Pazarlama ve iletişim dünyasında en çok kullanılan sözcükler sıralansa, sanırım ki “içgörü” kelimesi ilk beş içerisinde yer almayı hak eder.
İçgörü önemlidir çünkü bireyin fiziksel, duygusal ve zihinsel durumu hakkında bilgi sahibi olunmasına katkı sağlar ve kıymetli dayanaklar oluşturur. Kişiyi sadece davranışları ile değerlendirmek yerine onu o davranışlara iten duygusal ve zihinsel nedenlerin arka planını anlamak önemlidir. Özellikle pazarlama, satış, iletişim veya halkla ilişkiler gibi alanlarda görev alıyorsanız yani alanınızın temelinde insan varsa bu çok daha önemli bir hal alır.
İçgörü’nün elde edilmesinde yatan sebeplerden bir tanesi de, tüketicinin davranış ve duyguları çerçevesinde daha önce keşfedilmemiş detayların neden-sonuç ekseninde cevaplanmasıdır. Burada daha çok NEDEN sorusu her şeyin merkezinde yer almalıdır. Yani NEDEN bu karar alınıyor, NEDEN bu yönde bir eğilim var, NEDEN bizi tercih etmeli gibi cevaplanabilecek ne kadar çok NEDEN o kadar çok anlamlı bir evren inşa edilmesine katkı sağlar.
İçgörü elde edebilmek için kantitatif araştırmalar, odak grup çalışmaları, sosyal medya analizleri, etnografik çalışmalar, sosyal dinleme, kişisel gözlem, haberler, sokak röportajları, saha incelemeleri gibi birçok farklı yöntem veya araç kullanılabilir.

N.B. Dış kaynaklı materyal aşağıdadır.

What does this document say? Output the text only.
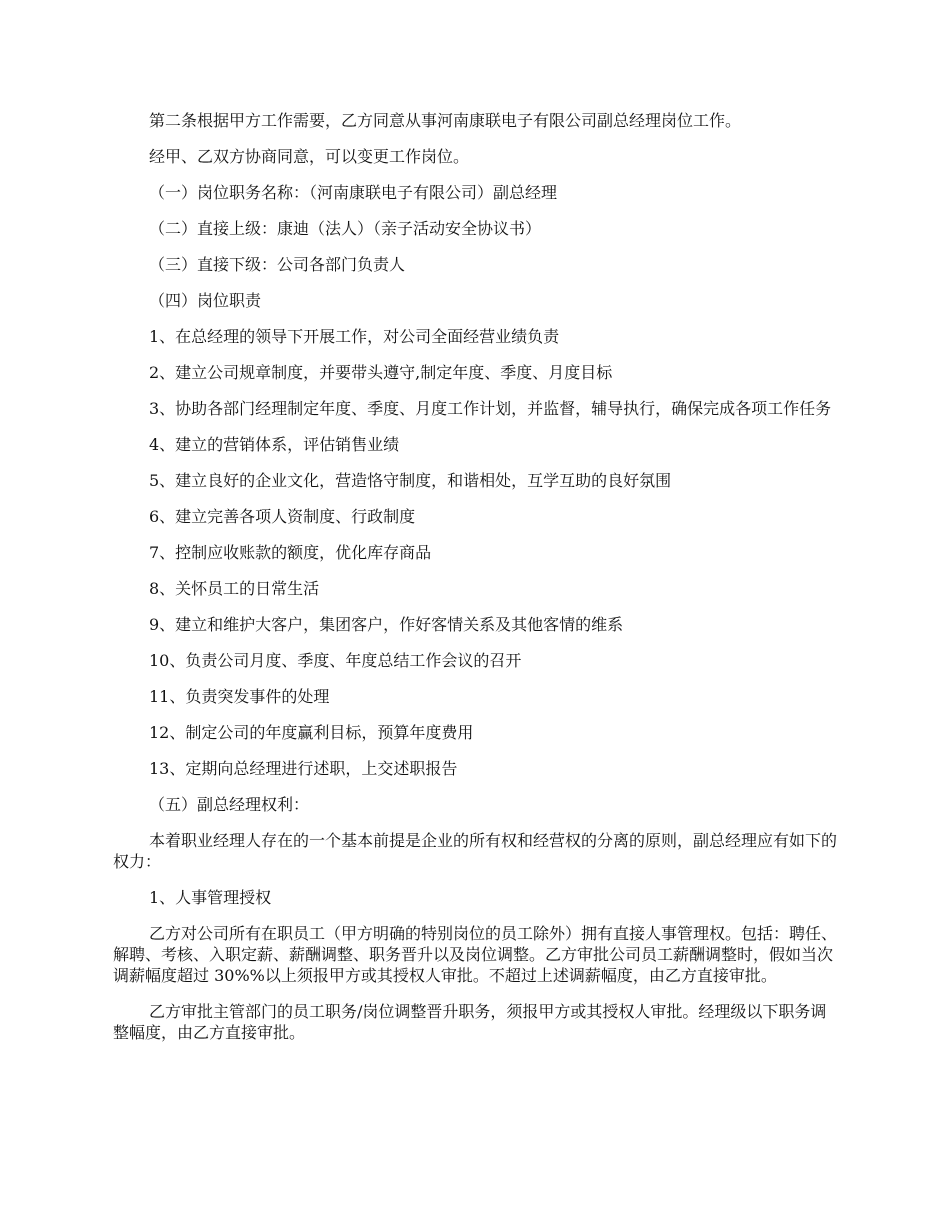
第二条根据甲方工作需要，乙方同意从事河南康联电子有限公司副总经理岗位工作。

经甲、乙双方协商同意，可以变更工作岗位。

（一）岗位职务名称：（河南康联电子有限公司）副总经理

（二）直接上级：康迪（法人）（亲子活动安全协议书）

（三）直接下级：公司各部门负责人

（四）岗位职责

1、在总经理的领导下开展工作，对公司全面经营业绩负责

2、建立公司规章制度，并要带头遵守,制定年度、季度、月度目标

3、协助各部门经理制定年度、季度、月度工作计划，并监督，辅导执行，确保完成各项工作任务

4、建立的营销体系，评估销售业绩

5、建立良好的企业文化，营造恪守制度，和谐相处，互学互助的良好氛围

6、建立完善各项人资制度、行政制度

7、控制应收账款的额度，优化库存商品

8、关怀员工的日常生活

9、建立和维护大客户，集团客户，作好客情关系及其他客情的维系

10、负责公司月度、季度、年度总结工作会议的召开

11、负责突发事件的处理

12、制定公司的年度赢利目标，预算年度费用

13、定期向总经理进行述职，上交述职报告

（五）副总经理权利：

本着职业经理人存在的一个基本前提是企业的所有权和经营权的分离的原则，副总经理应有如下的权力：

1、人事管理授权

乙方对公司所有在职员工（甲方明确的特别岗位的员工除外）拥有直接人事管理权。包括：聘任、解聘、考核、入职定薪、薪酬调整、职务晋升以及岗位调整。乙方审批公司员工薪酬调整时，假如当次调薪幅度超过 30%%以上须报甲方或其授权人审批。不超过上述调薪幅度，由乙方直接审批。

乙方审批主管部门的员工职务/岗位调整晋升职务，须报甲方或其授权人审批。经理级以下职务调整幅度，由乙方直接审批。
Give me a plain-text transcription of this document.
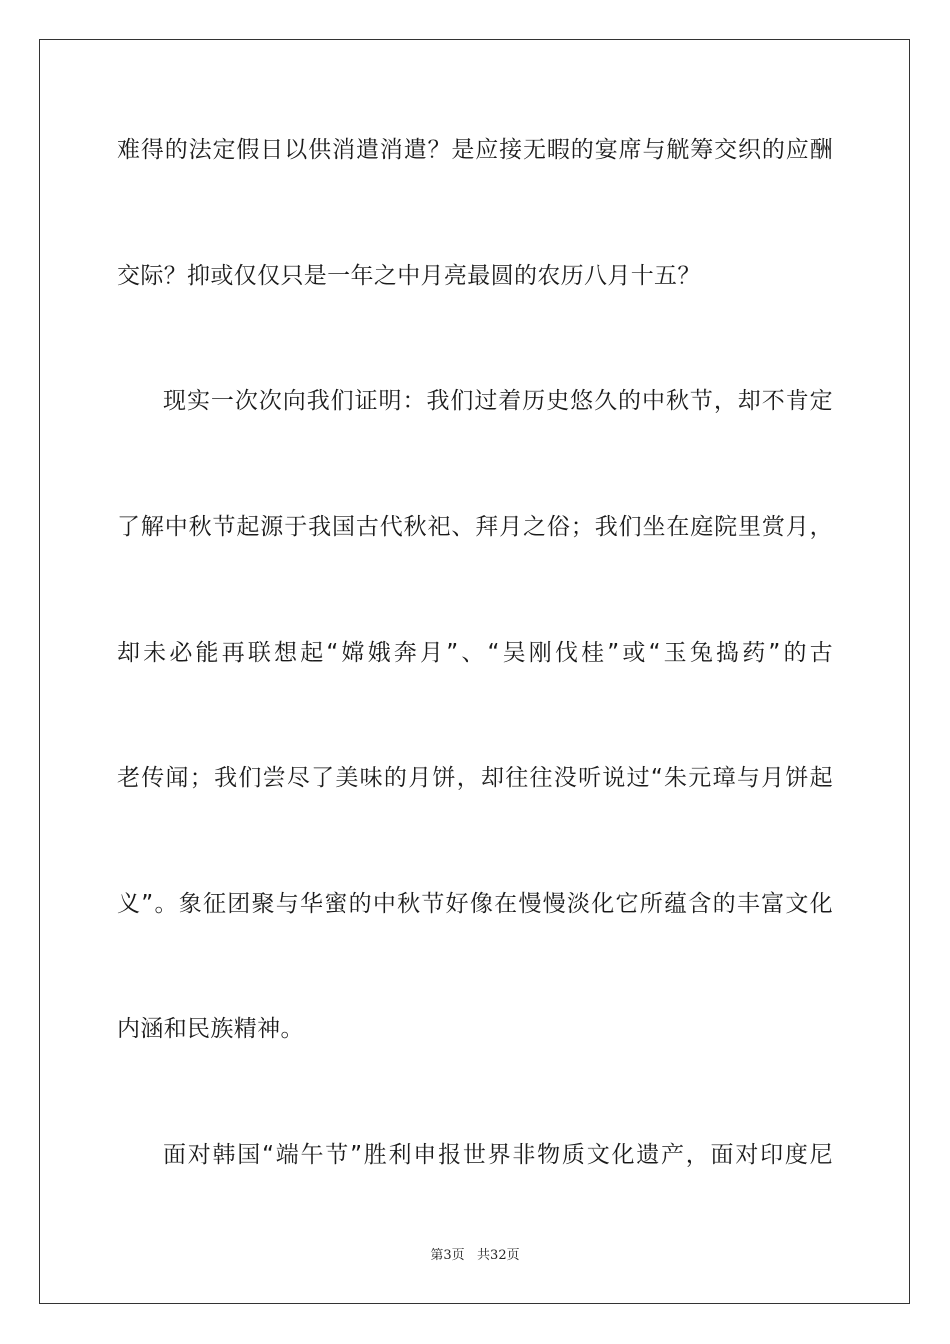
难得的法定假日以供消遣消遣？是应接无暇的宴席与觥筹交织的应酬
交际？抑或仅仅只是一年之中月亮最圆的农历八月十五？
现实一次次向我们证明：我们过着历史悠久的中秋节，却不肯定
了解中秋节起源于我国古代秋祀、拜月之俗；我们坐在庭院里赏月，
却未必能再联想起“嫦娥奔月”、“吴刚伐桂”或“玉兔捣药”的古
老传闻；我们尝尽了美味的月饼，却往往没听说过“朱元璋与月饼起
义”。象征团聚与华蜜的中秋节好像在慢慢淡化它所蕴含的丰富文化
内涵和民族精神。
面对韩国“端午节”胜利申报世界非物质文化遗产，面对印度尼
第3页   共32页
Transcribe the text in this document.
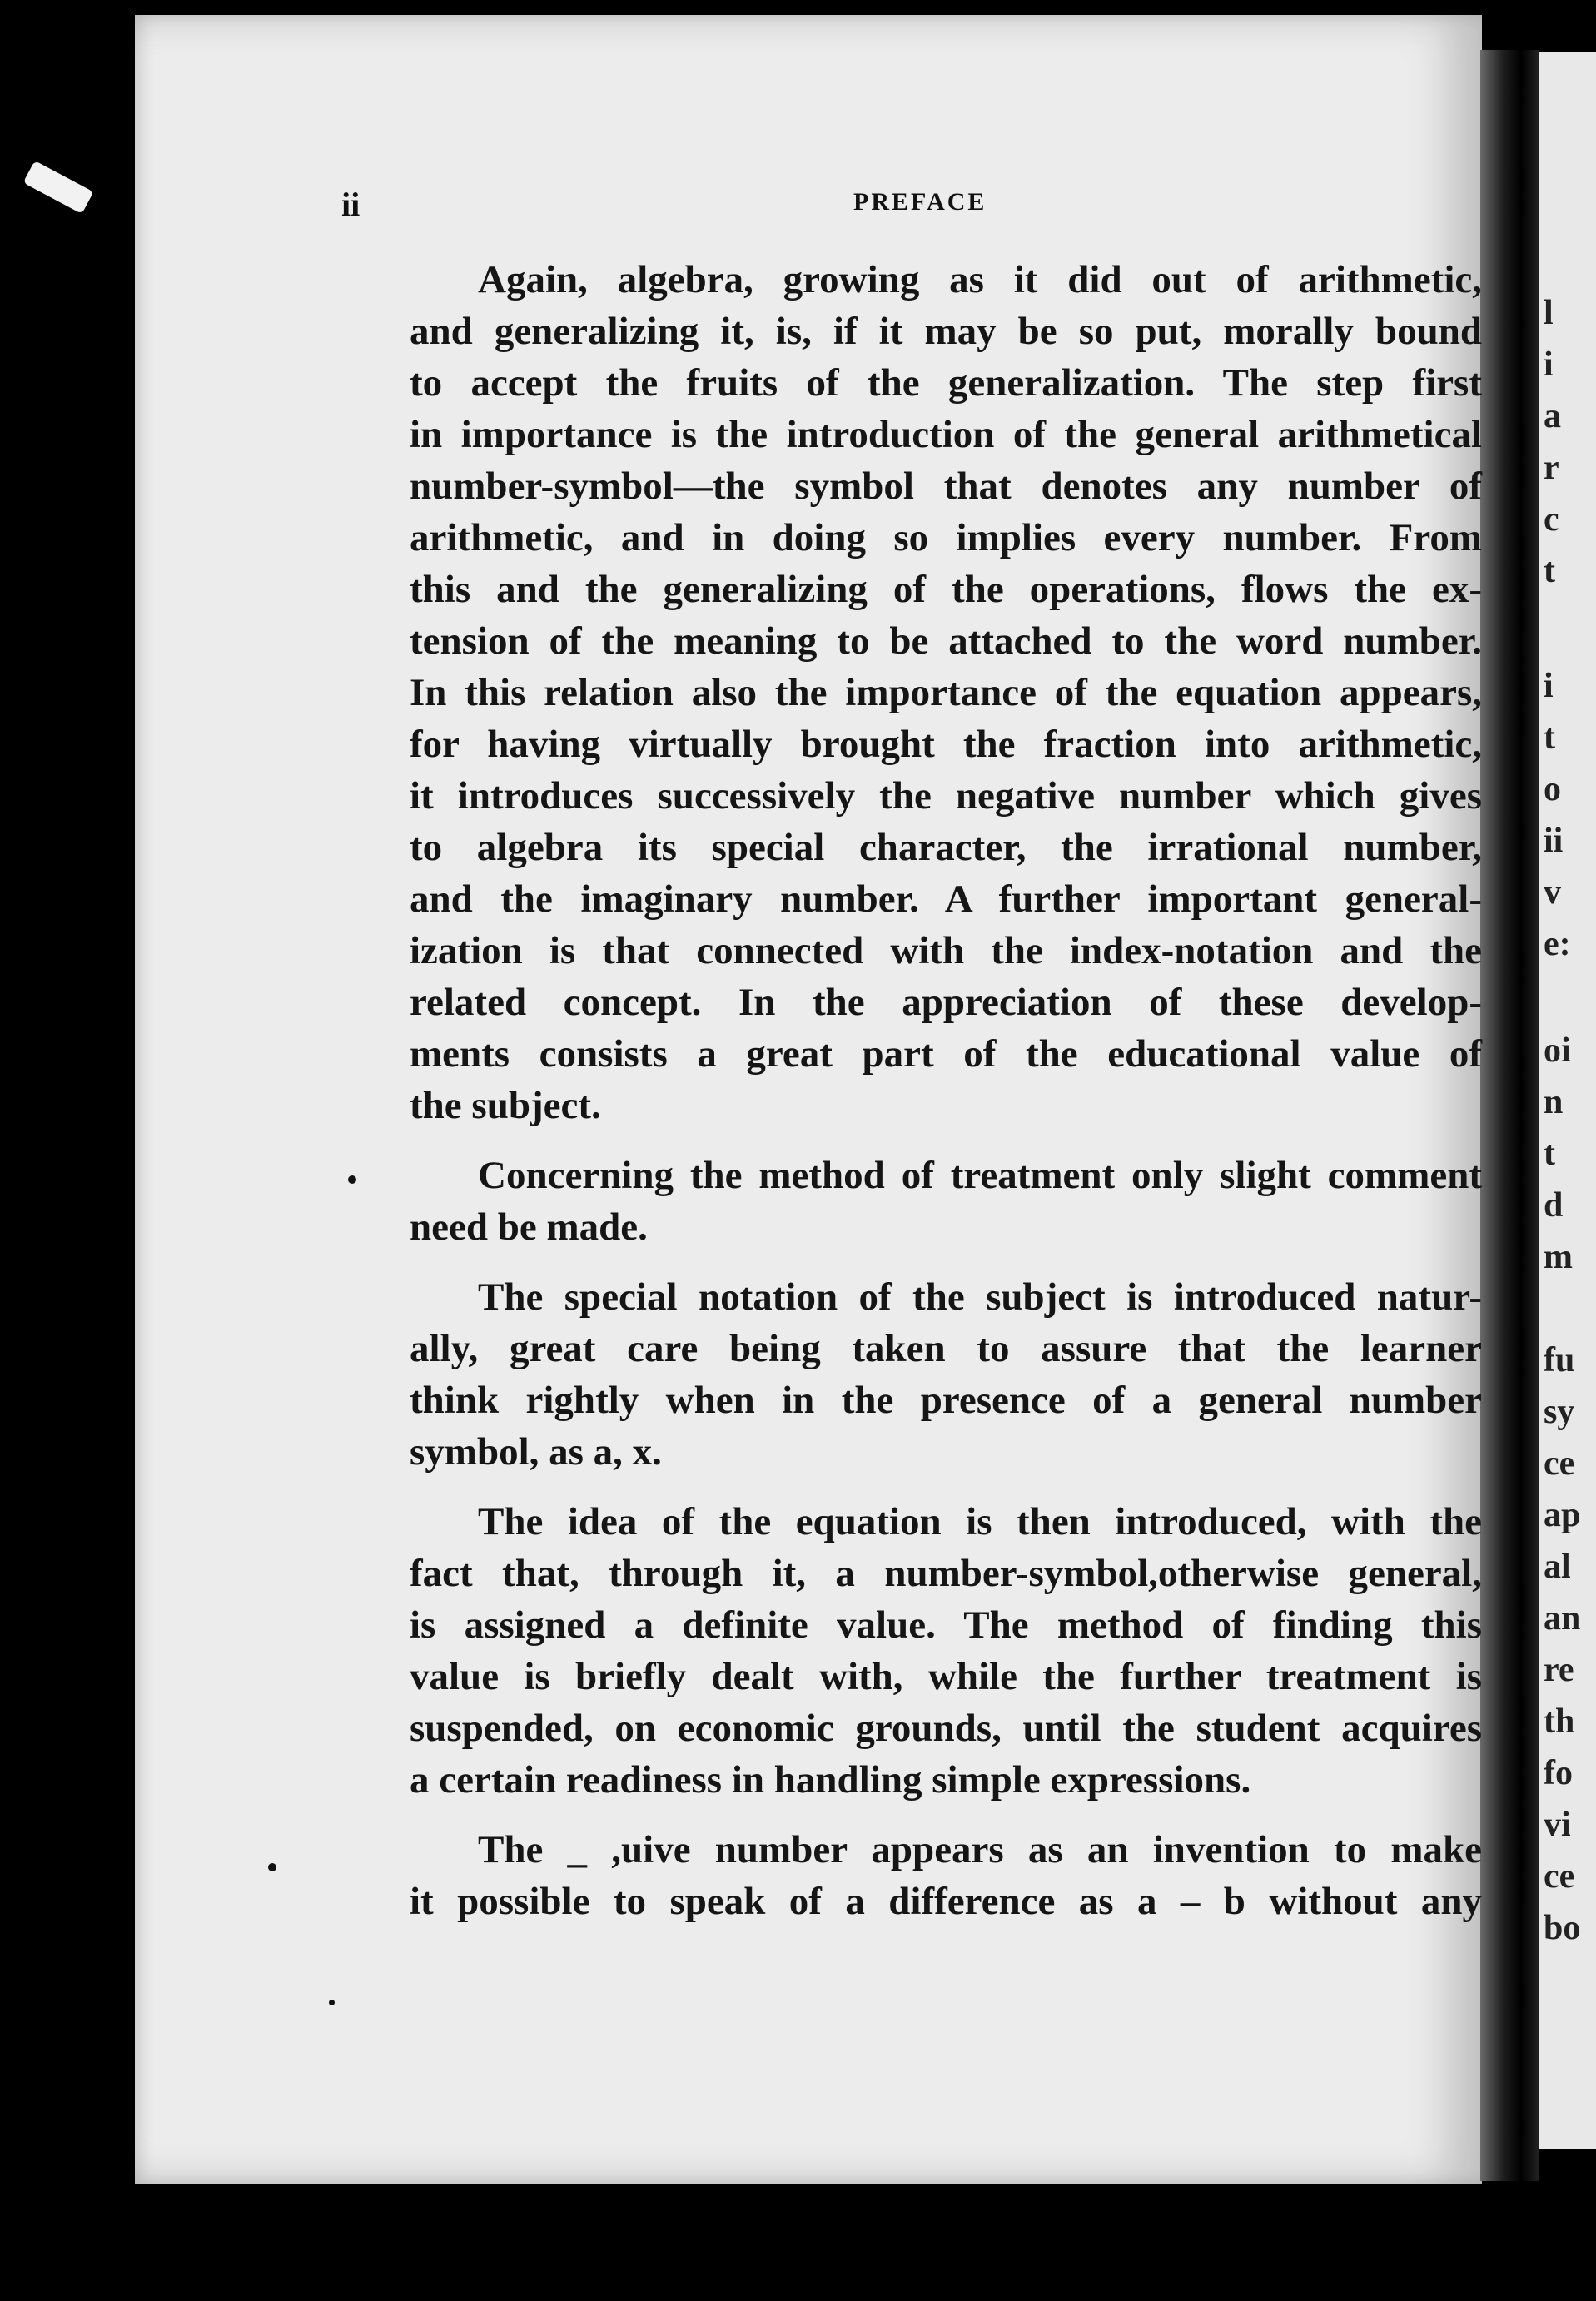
l
i
a
r
c
t
i
t
o
ii
v
e:
oi
n
t
d
m
fu
sy
ce
ap
al
an
re
th
fo
vi
ce
bo
ii	PREFACE
Again, algebra, growing as it did out of arithmetic,
and generalizing it, is, if it may be so put, morally bound
to accept the fruits of the generalization. The step first
in importance is the introduction of the general arithmetical
number-symbol—the symbol that denotes any number of
arithmetic, and in doing so implies every number. From
this and the generalizing of the operations, flows the ex-
tension of the meaning to be attached to the word number.
In this relation also the importance of the equation appears,
for having virtually brought the fraction into arithmetic,
it introduces successively the negative number which gives
to algebra its special character, the irrational number,
and the imaginary number. A further important general-
ization is that connected with the index-notation and the
related concept. In the appreciation of these develop-
ments consists a great part of the educational value of
the subject.
Concerning the method of treatment only slight comment
need be made.
The special notation of the subject is introduced natur-
ally, great care being taken to assure that the learner
think rightly when in the presence of a general number
symbol, as a, x.
The idea of the equation is then introduced, with the
fact that, through it, a number-symbol,otherwise general,
is assigned a definite value. The method of finding this
value is briefly dealt with, while the further treatment is
suspended, on economic grounds, until the student acquires
a certain readiness in handling simple expressions.
The _ ,uive number appears as an invention to make
it possible to speak of a difference as a – b without any
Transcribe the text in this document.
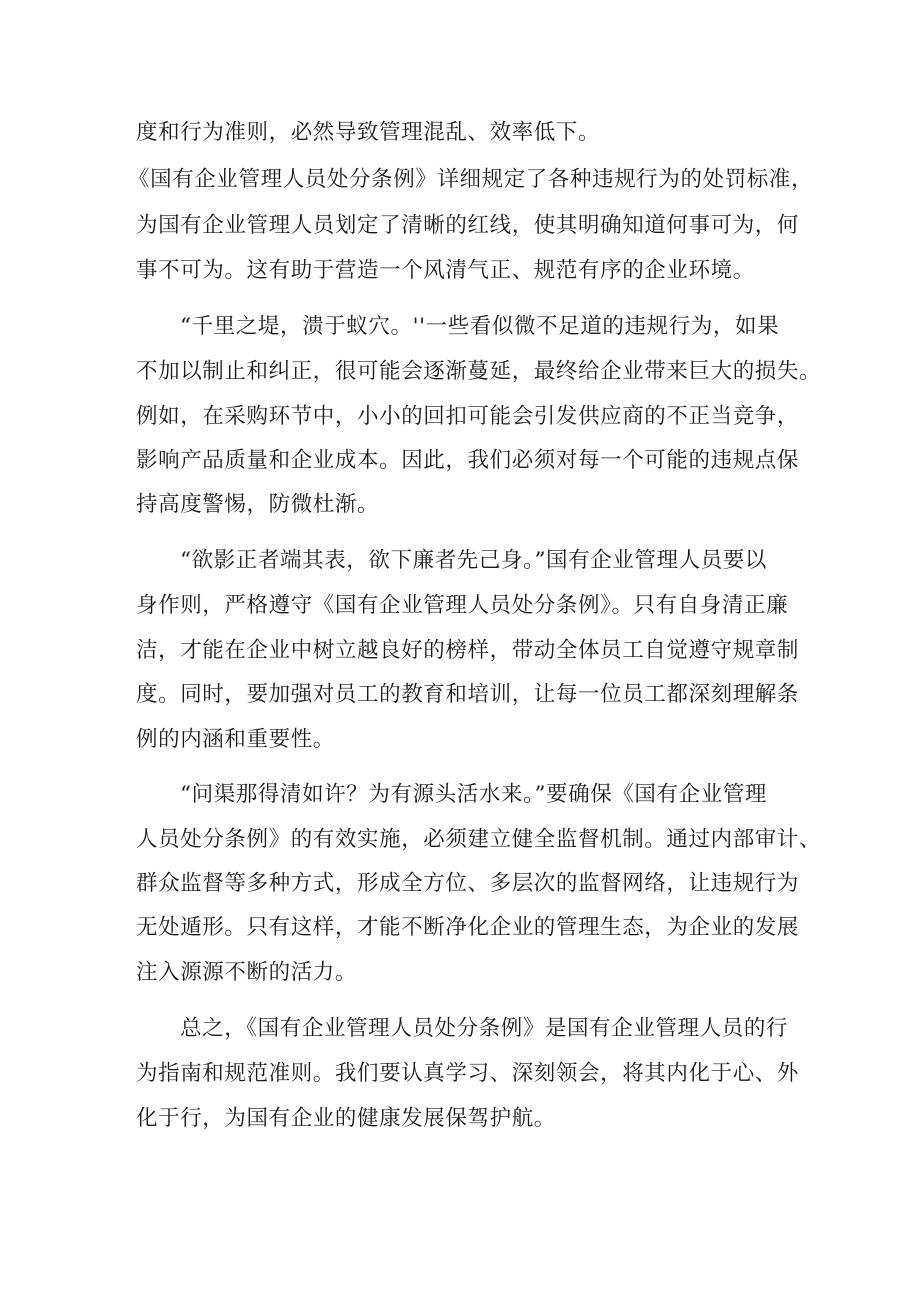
度和行为准则，必然导致管理混乱、效率低下。
《国有企业管理人员处分条例》详细规定了各种违规行为的处罚标准，
为国有企业管理人员划定了清晰的红线，使其明确知道何事可为，何
事不可为。这有助于营造一个风清气正、规范有序的企业环境。
“千里之堤，溃于蚁穴。''一些看似微不足道的违规行为，如果
不加以制止和纠正，很可能会逐渐蔓延，最终给企业带来巨大的损失。
例如，在采购环节中，小小的回扣可能会引发供应商的不正当竞争，
影响产品质量和企业成本。因此，我们必须对每一个可能的违规点保
持高度警惕，防微杜渐。
“欲影正者端其表，欲下廉者先己身。”国有企业管理人员要以
身作则，严格遵守《国有企业管理人员处分条例》。只有自身清正廉
洁，才能在企业中树立越良好的榜样，带动全体员工自觉遵守规章制
度。同时，要加强对员工的教育和培训，让每一位员工都深刻理解条
例的内涵和重要性。
“问渠那得清如许？为有源头活水来。”要确保《国有企业管理
人员处分条例》的有效实施，必须建立健全监督机制。通过内部审计、
群众监督等多种方式，形成全方位、多层次的监督网络，让违规行为
无处遁形。只有这样，才能不断净化企业的管理生态，为企业的发展
注入源源不断的活力。
总之，《国有企业管理人员处分条例》是国有企业管理人员的行
为指南和规范准则。我们要认真学习、深刻领会，将其内化于心、外
化于行，为国有企业的健康发展保驾护航。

Doğru bir içgörü elde edebilmek ise sadece araştırma sonuçlarıyla ilgili değildir. Maalesef ki birçok sektörde içgörü dediğimiz konu araştırma şirketlerinin raporlarının arasına sıkışmış durumda. Araştırmalar oldukça kıymetli olmasının yanında tüketici veya müşteriyi gerçekten anlayabilmenin alametifarikalarından bir tanesi, onlara dokunabilmek ve gözlemleyebilmektir. Bu detayların aynı zamanda kişisel yorumlar ve bakış açılarından arındırılarak yapılması da bir diğer önemli detaydır.
Yani plaza duvarları arasında veya dijital evrenin sunduğu veriler, insanı “ANLAMAK” için yeterli değildir. Bu konuya en iyi ne anlatır diye düşünürken Chernobyl filmindeki “Şimdi kömür bakanına benzedin işte” sahnesi dikkatimi çekti.
Şimdi hızlıca bir o sahneyi izleyip devam edelim
Evet, konuşmak veya dokunmak istediğiniz hedef kitlenin sizi dinleyebilmesi veya dikkate alabilmesi için öncelikle onları anlamak gerekir. Bu olmadığı takdirde hem anlamın hem de bağlamın etkisi zayıflar ve yavaş yavaş kopuşlar başlar.
Bugün birçok şirkette önemli kararların başında olan pazarlama yöneticilerinin birçoğu ya sahaya inmekten imtina etmekte ya da sahaya indiklerinde Chernobyl filmindeki gibi bakan gibi kalmaktadır. Saha, bir pazarlamacı veya iletişimcinin besleneceği en önemli yerlerden bir tanesidir. Saha demek gerçek içgörüleri elde edebilmenin en doğru araçlarındandır.
İçgörüyü sadece mantık çerçevesinde düşünmemek gerekir. Burada sürece etkin eden duygusal etkenlerde söz konusudur. Duygusal detayları anlayabilmek bir anlamda farklı olabilmeye doğru açılan kapının anahtarı gibidir.
Rekabette öne çıkmak, ihtiyaçları doğru tespit edebilmek, verimliliği arttırabilmek ve en önemlisi hem bağlamı kurabilmek hem de farklılaşabilmek için içgörü konusu önemlidir. Bu detaylar markanızın anlamlılık seviyesini arttıracağı gibi sıradanlaşmamasını da sağlayacaktır.
Filmde de söylediği gibi, üzerinize o kömür tozu bulaşmadan kömür bakanı olursunuz ama kömür bakanı olamazsınız. Bu konu net ve açıktır. İnsanları anlamak içinde sadece duvarlar arasına veya ekran başına kitlenerek rakamları yorumlanın ötesine geçmek gereklidir. İnsanın olduğu yerde birçok farklı dinamik söz konusudur. Bunu anlayabilmek için ise içgörü konusunda derinleşmek gerekir!
Tozun üzerinize bulaşmasından korkmayın!